Congress sees bigger cyber role for NTIA amid telecom attacks
A bipartisan bill cleared a key House panel Tuesday – one that aims to create a more cyber-focused role for the federal agency focused on wireless networks, the National Telecommunications and Information Administration (NTIA). Under this bill, the NTIA, which already advises the president on telecommunications and information policy issues, would establish an Office of Policy Development and Cybersecurity. Jennifer McClellan, of two representatives championing the bill connects it directly to the ongoing Salt Typhoon attacks.

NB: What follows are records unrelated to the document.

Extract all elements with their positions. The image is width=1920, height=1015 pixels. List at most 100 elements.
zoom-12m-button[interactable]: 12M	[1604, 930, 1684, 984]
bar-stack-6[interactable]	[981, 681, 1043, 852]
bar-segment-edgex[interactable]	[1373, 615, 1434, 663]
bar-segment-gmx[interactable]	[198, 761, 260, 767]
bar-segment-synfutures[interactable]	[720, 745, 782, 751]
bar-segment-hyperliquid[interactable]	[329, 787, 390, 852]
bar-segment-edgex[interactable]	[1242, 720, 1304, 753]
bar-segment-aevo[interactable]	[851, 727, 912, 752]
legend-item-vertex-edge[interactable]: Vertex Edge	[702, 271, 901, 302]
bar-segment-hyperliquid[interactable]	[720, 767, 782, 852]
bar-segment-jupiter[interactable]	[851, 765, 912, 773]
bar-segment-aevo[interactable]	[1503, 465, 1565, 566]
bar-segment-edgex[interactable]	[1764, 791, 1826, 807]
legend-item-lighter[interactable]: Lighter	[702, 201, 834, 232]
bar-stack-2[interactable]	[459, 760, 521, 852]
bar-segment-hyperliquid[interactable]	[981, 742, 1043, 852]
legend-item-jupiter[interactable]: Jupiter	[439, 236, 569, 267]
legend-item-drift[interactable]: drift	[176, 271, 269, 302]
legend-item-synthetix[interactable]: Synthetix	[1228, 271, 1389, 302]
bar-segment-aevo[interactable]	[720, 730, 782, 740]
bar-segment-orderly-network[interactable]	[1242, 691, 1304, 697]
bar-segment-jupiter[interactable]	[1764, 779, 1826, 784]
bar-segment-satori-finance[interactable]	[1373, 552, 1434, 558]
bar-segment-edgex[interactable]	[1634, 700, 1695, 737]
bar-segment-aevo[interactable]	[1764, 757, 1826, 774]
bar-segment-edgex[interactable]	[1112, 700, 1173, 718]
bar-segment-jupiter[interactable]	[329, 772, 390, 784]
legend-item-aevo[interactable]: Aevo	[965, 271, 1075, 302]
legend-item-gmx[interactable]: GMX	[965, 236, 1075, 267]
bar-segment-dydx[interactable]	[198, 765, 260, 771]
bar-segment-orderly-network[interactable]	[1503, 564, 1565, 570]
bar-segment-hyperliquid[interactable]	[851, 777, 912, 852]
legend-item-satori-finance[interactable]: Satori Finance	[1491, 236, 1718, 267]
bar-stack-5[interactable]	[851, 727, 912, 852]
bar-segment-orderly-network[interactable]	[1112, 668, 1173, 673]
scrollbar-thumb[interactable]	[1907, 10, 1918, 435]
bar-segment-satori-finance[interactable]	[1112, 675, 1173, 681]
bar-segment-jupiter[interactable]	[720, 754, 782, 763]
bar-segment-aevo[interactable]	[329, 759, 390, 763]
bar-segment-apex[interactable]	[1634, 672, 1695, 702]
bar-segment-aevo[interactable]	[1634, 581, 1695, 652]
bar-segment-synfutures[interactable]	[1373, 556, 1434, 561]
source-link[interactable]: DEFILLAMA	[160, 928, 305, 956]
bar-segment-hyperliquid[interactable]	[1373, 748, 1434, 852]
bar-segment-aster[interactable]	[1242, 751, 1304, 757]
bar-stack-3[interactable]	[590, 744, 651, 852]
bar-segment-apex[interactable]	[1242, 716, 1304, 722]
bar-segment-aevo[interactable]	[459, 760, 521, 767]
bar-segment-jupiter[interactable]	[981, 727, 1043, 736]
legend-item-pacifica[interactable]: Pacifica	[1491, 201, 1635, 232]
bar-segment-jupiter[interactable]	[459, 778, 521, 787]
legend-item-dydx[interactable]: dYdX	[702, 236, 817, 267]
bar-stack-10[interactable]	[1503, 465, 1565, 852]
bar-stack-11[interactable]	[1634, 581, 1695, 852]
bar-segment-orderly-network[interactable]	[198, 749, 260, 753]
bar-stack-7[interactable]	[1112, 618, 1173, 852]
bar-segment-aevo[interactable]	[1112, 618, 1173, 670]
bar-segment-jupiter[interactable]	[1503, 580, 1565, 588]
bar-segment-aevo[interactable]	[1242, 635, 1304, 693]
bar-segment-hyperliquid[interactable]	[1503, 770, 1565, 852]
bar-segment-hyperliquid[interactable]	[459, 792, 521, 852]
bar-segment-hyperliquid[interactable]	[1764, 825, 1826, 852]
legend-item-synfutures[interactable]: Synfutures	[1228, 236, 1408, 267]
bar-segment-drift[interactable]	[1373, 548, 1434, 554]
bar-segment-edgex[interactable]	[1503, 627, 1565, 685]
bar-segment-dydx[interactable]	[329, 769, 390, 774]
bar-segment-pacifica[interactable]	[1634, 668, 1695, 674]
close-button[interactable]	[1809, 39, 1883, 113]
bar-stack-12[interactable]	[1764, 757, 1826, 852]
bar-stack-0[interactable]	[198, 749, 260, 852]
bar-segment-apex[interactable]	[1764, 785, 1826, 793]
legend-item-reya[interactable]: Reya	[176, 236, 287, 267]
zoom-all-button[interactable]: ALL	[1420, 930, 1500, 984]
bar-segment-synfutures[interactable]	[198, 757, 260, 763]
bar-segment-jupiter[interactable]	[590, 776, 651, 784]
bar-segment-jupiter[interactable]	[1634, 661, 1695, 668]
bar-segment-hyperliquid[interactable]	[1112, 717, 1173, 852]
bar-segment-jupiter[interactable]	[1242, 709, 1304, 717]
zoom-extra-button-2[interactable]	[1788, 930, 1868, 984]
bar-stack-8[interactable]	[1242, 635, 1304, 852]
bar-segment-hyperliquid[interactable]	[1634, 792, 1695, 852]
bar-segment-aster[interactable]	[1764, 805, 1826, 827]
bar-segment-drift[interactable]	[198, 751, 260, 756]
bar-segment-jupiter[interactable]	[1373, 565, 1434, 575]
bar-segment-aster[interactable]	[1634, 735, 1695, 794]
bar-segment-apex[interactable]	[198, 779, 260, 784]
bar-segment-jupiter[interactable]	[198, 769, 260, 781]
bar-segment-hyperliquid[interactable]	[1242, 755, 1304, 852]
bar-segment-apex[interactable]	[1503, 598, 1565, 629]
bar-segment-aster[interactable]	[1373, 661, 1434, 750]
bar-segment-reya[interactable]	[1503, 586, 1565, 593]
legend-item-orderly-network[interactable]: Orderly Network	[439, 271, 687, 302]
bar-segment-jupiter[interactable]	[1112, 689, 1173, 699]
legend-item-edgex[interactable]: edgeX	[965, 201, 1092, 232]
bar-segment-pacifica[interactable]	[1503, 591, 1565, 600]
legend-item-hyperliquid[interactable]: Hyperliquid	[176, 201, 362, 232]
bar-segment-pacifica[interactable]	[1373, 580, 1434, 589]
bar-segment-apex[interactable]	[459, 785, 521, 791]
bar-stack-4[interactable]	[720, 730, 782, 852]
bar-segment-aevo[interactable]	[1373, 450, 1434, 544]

1Password introduces location-based passwords
This new feature allows users to add a specific physical location to password items, allowing them to automatically appear in a new “Nearby” section of the app’s home tab. The intention of the feature is to simplify the list of available passwords without searching such as health card data at the doctor’s office or travel documents at the airport. Locations can be added to new or existing items saved in 1Password.
Cybercriminals sped up their attacks last year
Two security companies, CrowdStrike and ReliaQuest, are reporting separately that “in the past year ransomware groups achieved lateral movement within an average of 48 minutes after gaining initial access to targeted environments,” with the fastest breakout time recorded being 51 seconds. This is an improvement – for the threat actors – from 2023 when the average breakout time for interactive cybercrime intrusions was 62 minutes. Adam Meyers, senior vice president of counter adversary operations at CrowdStrike, in making his company’s announcement, added, “not only are these adversaries using different techniques, different capabilities, they’re doing it faster, and they’re iterating faster than many of the enterprises that they’re targeting.”